Image: Calamity Jane/Flickr

Move over, Notre Dame. ESPN just inked a 20-year, $300 million deal for a new 24-hour Longhorn network. ESPN has more about the network, which will feature 3 hours of non-sports broadcasting per day:

ESPN will help develop, launch and operate the network, according to a news release. The deal is worth $300 million over 20 years. The network will launch in September.

Included in the coverage will be at least one exclusive football game, eight men’s basketball games, women’s basketball coverage of games not televised elsewhere, and Olympic sports coverage. There will also be pregame and postgame shows for football and basketball games, coaches’ shows for every sport Texas sponsors and other daily programming.

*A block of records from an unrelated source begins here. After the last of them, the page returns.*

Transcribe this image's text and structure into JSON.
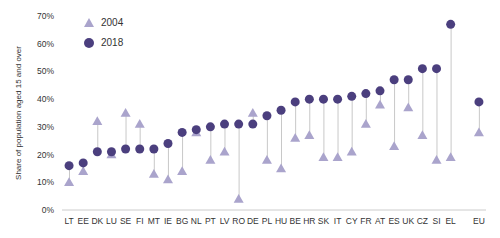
{
  "chart_data": {
    "type": "dot",
    "y_label": "Share of population aged 15 and over",
    "categories": [
      "LT",
      "EE",
      "DK",
      "LU",
      "SE",
      "FI",
      "MT",
      "IE",
      "BG",
      "NL",
      "PT",
      "LV",
      "RO",
      "DE",
      "PL",
      "HU",
      "BE",
      "HR",
      "SK",
      "IT",
      "CY",
      "FR",
      "AT",
      "ES",
      "UK",
      "CZ",
      "SI",
      "EL",
      null,
      "EU"
    ],
    "series": [
      {
        "name": "2004",
        "color": "#aaa4cc",
        "marker": "triangle",
        "values": [
          10,
          14,
          32,
          20,
          35,
          31,
          13,
          11,
          14,
          28,
          18,
          21,
          4,
          35,
          18,
          15,
          26,
          27,
          19,
          19,
          21,
          31,
          38,
          23,
          37,
          27,
          18,
          19,
          null,
          28
        ]
      },
      {
        "name": "2018",
        "color": "#4b3f7e",
        "marker": "circle",
        "values": [
          16,
          17,
          21,
          21,
          22,
          22,
          22,
          24,
          28,
          29,
          30,
          31,
          31,
          31,
          34,
          36,
          39,
          40,
          40,
          40,
          41,
          42,
          43,
          47,
          47,
          51,
          51,
          67,
          null,
          39
        ]
      }
    ],
    "ylim": [
      0,
      70
    ],
    "yticks": [
      {
        "value": 0,
        "label": "0%"
      },
      {
        "value": 10,
        "label": "10%"
      },
      {
        "value": 20,
        "label": "20%"
      },
      {
        "value": 30,
        "label": "30%"
      },
      {
        "value": 40,
        "label": "40%"
      },
      {
        "value": 50,
        "label": "50%"
      },
      {
        "value": 60,
        "label": "60%"
      },
      {
        "value": 70,
        "label": "70%"
      }
    ],
    "grid": false,
    "legend": "upper left"
  }
}
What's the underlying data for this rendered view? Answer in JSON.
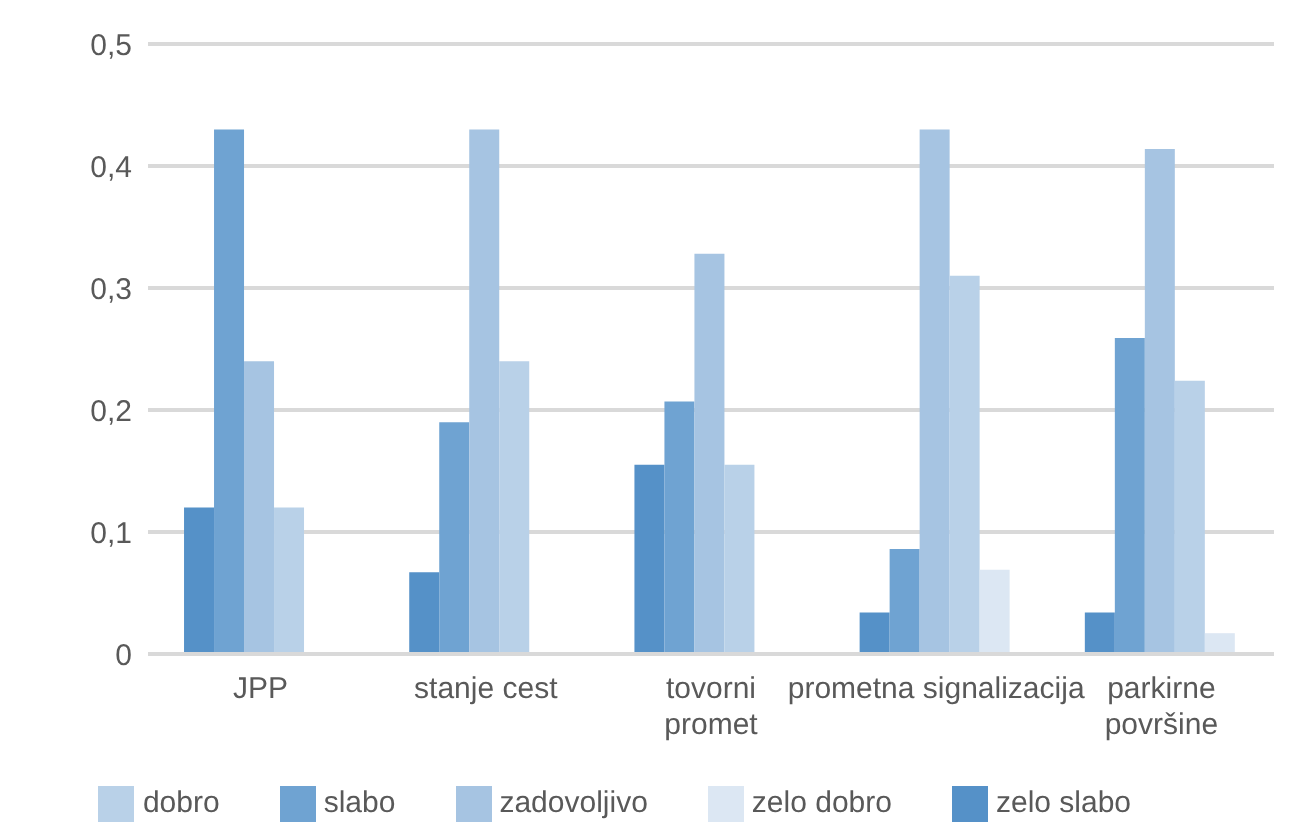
{
  "chart_data": {
    "type": "bar",
    "categories": [
      "JPP",
      "stanje cest",
      "tovorni promet",
      "prometna signalizacija",
      "parkirne površine"
    ],
    "series": [
      {
        "name": "zelo slabo",
        "color": "#5591c8",
        "values": [
          0.12,
          0.067,
          0.155,
          0.034,
          0.034
        ]
      },
      {
        "name": "slabo",
        "color": "#6fa3d2",
        "values": [
          0.43,
          0.19,
          0.207,
          0.086,
          0.259
        ]
      },
      {
        "name": "zadovoljivo",
        "color": "#a6c4e2",
        "values": [
          0.24,
          0.43,
          0.328,
          0.43,
          0.414
        ]
      },
      {
        "name": "dobro",
        "color": "#b9d1e8",
        "values": [
          0.12,
          0.24,
          0.155,
          0.31,
          0.224
        ]
      },
      {
        "name": "zelo dobro",
        "color": "#dce7f3",
        "values": [
          0,
          0,
          0,
          0.069,
          0.017
        ]
      }
    ],
    "ylim": [
      0,
      0.5
    ],
    "yticks": [
      {
        "value": 0,
        "label": "0"
      },
      {
        "value": 0.1,
        "label": "0,1"
      },
      {
        "value": 0.2,
        "label": "0,2"
      },
      {
        "value": 0.3,
        "label": "0,3"
      },
      {
        "value": 0.4,
        "label": "0,4"
      },
      {
        "value": 0.5,
        "label": "0,5"
      }
    ],
    "grid": "y",
    "legend": "bottom"
  }
}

In addition, there will be university news, coverage of lectures and visiting speakers along with commencement ceremonies, and even high school coverage on an authenticated online/broadband site.

SB Nation’s Spencer Hall adds:

Texas already has overlapping football rights via the Big 12′s television contract, meaning ESPN will shell out something like $15 million a year for one, perhaps two Longhorn football games and make up the rest on basketball and the relatively paltry revenue from other sports. How will this work? That is a very good question, and fortunately for the Longhorns that is not Texas’ problem. They’re the ones who just get to roll in their estimated $137 million athletics budget for the year 2010-2011, which just got fatter at the margins for future years thanks to ESPN’s largesse.

In comparison, the total budget for Big 12 competition Iowa State came to $45 million for the 2008-2009 year. In the arms race of athletic spending in the Big 12, Texas is clearly the United States, and everyone else is just hoping they don’t invade.

Seattle Pi goes into more depth:

Texas was considering the move to the Pac-16 to boost its television revenue. Instead, it stayed in the Big 12 for even more television revenue. While a Pac-16 was attractive, the rivalries of the Big 12 and its contract with ESPN-ABC and Fox, along with the additional revenue of the Texas-only network, are more lucrative.

But the underbelly of this thing is not as pretty.

First, there’s the journalistic question. Nobody pretends ESPN is the most objective news outlet in the land, but how can it report objectively and accurately on an institution with which it has such a cozy financial relationship?

Second, where does this leave every other major university in America? Before this, schools reaped the benefits of major network sports deals and shared the revenue….Now, major programs such as Ohio State, Michigan, USC and most of the SEC will wonder where their ESPN deal is.

That is, except for this 2008 SEC-ESPN deal.

Bottom line: In college football, everyone follows the money. It’s more lucrative for ESPN to carry one popular team with a heavy alumni following than to feature, say, Colorado one week, Nebraska the next, and rotate from there. UT gets serious moola. And that is what the conferences and bowl games are all about.